Destaque-se que na área de Ciências Biológicas, a lei brasileira de marcas e patentes – LPI não considera invenção “o todo ou parte de seres vivos naturais e materiais biológicos encontrados na natureza, ou ainda que dela isolados, inclusive o genoma ou germoplasma de qualquer ser vivo natural e os processos biológicos naturais” [4]. Todavia, exceções são feitas para os microrganismos transgênicos que atendam aos requisitos de patenteabilidade e que não sejam considerados mera descoberta.[5] Sendo que microrganismos transgênicos, de acordo com a Lei 9.279/96, “são organismos, exceto o todo ou parte de plantas ou de animais, que expressem, mediante intervenção humana direta em sua composição genética, uma característica normalmente não alcançável pela espécie em condições naturais” [6].

Deste modo, no Brasil, são passíveis de proteção os processos e produtos baseados na engenharia genética, onde seja possível verificar intervenção técnica significativa para o resultado final [7]. Contudo é necessário embasamento técnico com suficiência descritiva, de maneira que um técnico no assunto consiga entender e reproduzir o objeto da patente sem experimentações indevidas, bem como a melhor forma de execução da invenção (best mode), além de um quadro reivindicatório que defina o escopo de proteção que o requerente deseja obter, considerando o estado da técnica.

 

Por Michele Pittol (Doutora em Biologia pela Universidade do Vale do Rio dos Sinos – UNISINOS, Assistente de Patentes da Leão PI. E-mail: patentes5@leao.adv.br)

 

[1] Idem publicação Disponível em: USPTO. https://www.uspto.gov/patents/first-inventor-file-fitf-resources.

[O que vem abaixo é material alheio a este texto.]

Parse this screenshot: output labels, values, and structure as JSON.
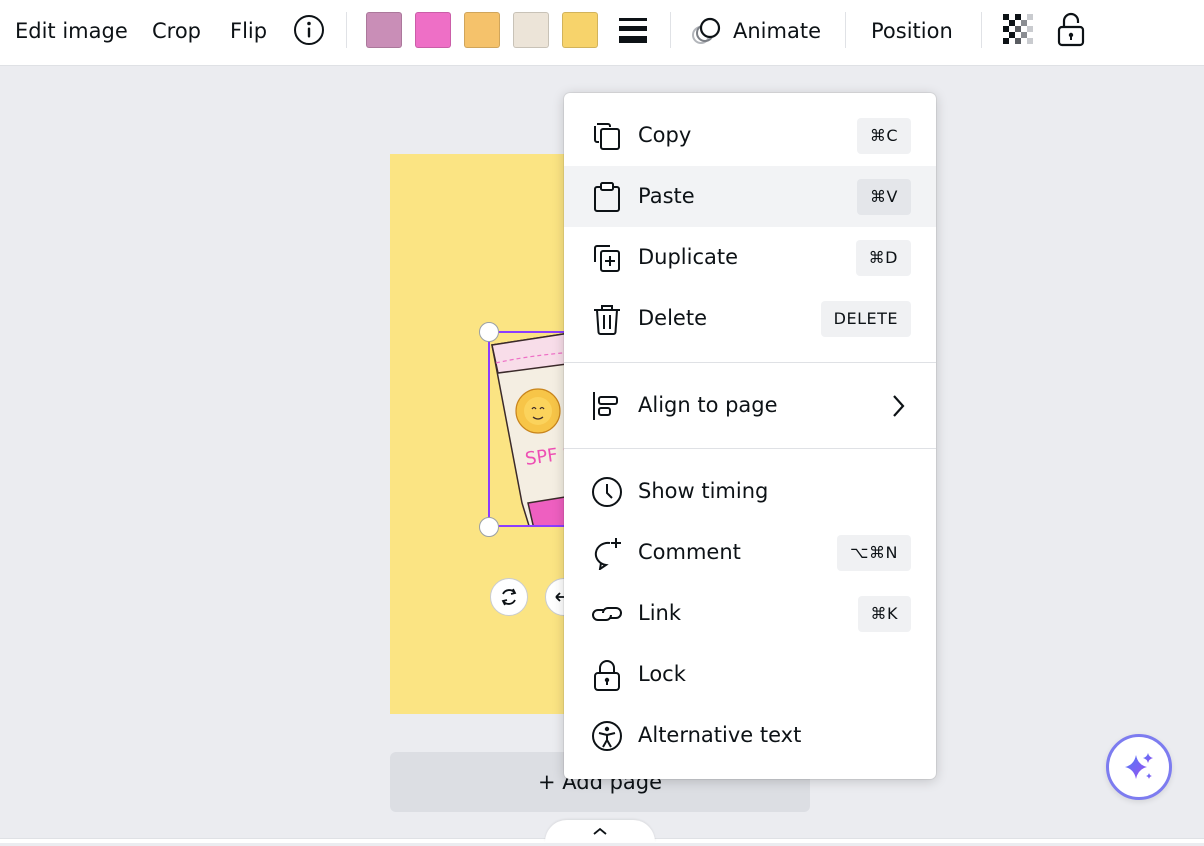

[2] Idem publicação Patent Interference No. 106048. Disponível em: USPTO https://acts.uspto.gov/ifiling/DispatchServlet , pg.2, Linha 7-12.

[3] Artigo 8 da Lei da Propriedade Industrial – LPI (Lei 9279 de 14 de maio de 1996).

[4] Artigo 10, inciso IX, da LPI.

[5] Artigo 18, inciso III, da LPI.

[6] Parágrafo único da LPI.

[7] Diretrizes de Exame de Pedidos de Patente na Área de Biotecnologia. Revista da Propriedade Industrial Nº 2604. 2020.

[i] Texto. Disponível em: https://pt.linkedin.com/pulse/o-poderoso-crispr-cas-michele-pittol

[ii] Jinek, M. et al. A programmable dual RNA-guided DNA endonuclease in adaptive bacterial immunity. Science, 337(6096): 816–821, 2012.